Wait, Baby’s first Cinco de Mayo?!? Mid-twenties Hubs and I said, “challenge
accepted” and took a picture with my brother’s ridiculous sombrero from his
trip to Mexico and our shot glass that we got on our honeymoon. The photo was everything we expected and
more. Dude is hysterically grumpy-looking
and it is still one of our favorite photos of him ever (we laugh to this day!)
And that is why we celebrate Cinco de Mayo!
So this year, it’s super fun churro cupcakes (we were just in
Disney and had to take advantage of the delicious churros, so it was a no-brainer!)
The cupcakes are delicious, and the mini tacos are adorable,
so these are a must if you are the Cinco de Mayo sort!
Churro Cupcakes with Mini Taco Toppers
Cupcakes
1 (15 oz)
box white cake mix
1 (3.9
oz) vanilla instant pudding
4 eggs
8 oz sour
cream
¾ cup canola oil
¾ cup canola oil
1 tsp ground
cinnamon
½ cup
water
Frosting
½ cup (1
stick) butter, softened
8 oz
cream cheese, softened
3 cups
powdered sugar
1
teaspoon vanilla extract
½ teaspoon
ground cinnamon
Mini Tacos (optional)
Golden
Oreos
Brownies,
crumbled
White royal
icing
Sprinkles
Topping
¼ cup cinnamon
sugar
Preheat
the oven to 350 degrees F and line muffin tins with 24 paper liners.
Mix all
of the ingredients in the bowl of a stand mixer until smooth. Divide the
batter evenly between the liners and bake for 25-28 minutes. Cool
completely before frosting.
Once the
cupcakes are cooled, make the frosting.
Beat together the butter and cream cheese until smooth. Add the powdered sugar, vanilla, and
cinnamon, and beat until smooth.
Place the
frosting in a piping bag fitted with a 2D Wilton Tip and pipe onto
cupcakes. Sprinkle each cupcake with
cinnamon sugar.
For
optional mini tacos (note: I made these the night before), split the Golden
Oreos and scrape out (and discard) the filling.

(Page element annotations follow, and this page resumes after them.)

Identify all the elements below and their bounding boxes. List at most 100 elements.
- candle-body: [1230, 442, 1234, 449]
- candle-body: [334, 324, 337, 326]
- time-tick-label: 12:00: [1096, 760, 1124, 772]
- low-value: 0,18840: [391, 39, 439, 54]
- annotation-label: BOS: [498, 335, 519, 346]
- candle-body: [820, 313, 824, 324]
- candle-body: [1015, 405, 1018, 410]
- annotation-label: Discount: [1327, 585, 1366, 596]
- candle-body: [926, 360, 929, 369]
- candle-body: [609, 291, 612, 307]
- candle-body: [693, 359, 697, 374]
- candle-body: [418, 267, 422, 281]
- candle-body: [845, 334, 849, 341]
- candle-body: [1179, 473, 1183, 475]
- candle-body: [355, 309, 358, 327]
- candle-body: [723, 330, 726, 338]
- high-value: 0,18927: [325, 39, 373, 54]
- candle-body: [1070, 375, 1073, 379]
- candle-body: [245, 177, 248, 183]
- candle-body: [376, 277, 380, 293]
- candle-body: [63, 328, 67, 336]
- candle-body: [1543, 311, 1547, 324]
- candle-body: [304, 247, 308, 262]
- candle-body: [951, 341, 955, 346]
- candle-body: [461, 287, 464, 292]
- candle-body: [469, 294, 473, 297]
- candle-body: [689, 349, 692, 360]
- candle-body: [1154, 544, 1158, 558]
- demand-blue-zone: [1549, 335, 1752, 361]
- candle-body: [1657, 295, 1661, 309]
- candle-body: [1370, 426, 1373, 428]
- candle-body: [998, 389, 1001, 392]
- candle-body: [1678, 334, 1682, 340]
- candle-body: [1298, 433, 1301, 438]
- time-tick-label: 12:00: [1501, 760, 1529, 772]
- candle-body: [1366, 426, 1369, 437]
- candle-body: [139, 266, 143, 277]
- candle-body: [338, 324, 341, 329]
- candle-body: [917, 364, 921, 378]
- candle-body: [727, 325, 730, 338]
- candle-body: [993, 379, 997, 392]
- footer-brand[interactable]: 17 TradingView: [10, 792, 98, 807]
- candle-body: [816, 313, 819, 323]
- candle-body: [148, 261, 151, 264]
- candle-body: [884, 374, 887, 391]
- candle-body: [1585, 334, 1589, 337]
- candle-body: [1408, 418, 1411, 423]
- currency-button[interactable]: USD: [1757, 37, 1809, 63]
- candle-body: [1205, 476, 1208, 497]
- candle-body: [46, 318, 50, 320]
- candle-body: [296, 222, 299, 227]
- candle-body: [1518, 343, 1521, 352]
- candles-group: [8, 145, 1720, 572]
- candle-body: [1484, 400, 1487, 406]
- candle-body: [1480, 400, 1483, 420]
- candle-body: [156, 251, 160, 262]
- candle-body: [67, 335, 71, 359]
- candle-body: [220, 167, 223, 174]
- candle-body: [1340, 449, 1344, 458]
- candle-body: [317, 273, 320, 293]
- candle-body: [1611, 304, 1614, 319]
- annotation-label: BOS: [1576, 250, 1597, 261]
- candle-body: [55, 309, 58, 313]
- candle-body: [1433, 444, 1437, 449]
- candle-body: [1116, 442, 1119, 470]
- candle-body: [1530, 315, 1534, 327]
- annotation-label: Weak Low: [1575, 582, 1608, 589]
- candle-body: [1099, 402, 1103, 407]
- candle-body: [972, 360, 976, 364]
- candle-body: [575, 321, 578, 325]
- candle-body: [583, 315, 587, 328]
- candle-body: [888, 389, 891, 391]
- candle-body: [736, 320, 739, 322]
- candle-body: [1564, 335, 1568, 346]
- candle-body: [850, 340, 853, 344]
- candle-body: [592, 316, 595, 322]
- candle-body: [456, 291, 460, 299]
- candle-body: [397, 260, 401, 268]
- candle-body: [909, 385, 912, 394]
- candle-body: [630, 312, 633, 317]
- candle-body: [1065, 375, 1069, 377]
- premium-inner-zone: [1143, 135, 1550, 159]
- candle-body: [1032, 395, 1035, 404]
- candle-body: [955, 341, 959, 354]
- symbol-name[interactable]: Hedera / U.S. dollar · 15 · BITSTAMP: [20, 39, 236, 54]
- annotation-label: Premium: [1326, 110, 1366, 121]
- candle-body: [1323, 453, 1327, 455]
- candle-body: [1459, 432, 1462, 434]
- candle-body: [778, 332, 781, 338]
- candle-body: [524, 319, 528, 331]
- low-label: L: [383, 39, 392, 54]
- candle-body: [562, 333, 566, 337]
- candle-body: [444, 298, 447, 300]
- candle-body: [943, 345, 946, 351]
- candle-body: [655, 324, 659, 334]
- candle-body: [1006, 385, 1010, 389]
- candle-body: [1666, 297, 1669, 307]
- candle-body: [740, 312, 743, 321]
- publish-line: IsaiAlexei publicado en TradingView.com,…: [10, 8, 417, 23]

Crack each cookie in half. Fold
in a “V”, pipe a line of royal icing on the seam to hold.
Crumble
about ¼ pan of brownies (I baked brownies from a box mix, but you can use what
you have on hand). Place a pinch of
crumbled brownie into the “taco shell” (cookie “V”). Top with more white royal icing (“sour cream”)
and sprinkles to represent lettuce, cheese, and tomatoes.
Place
each mini taco on top of the cupcakes and serve.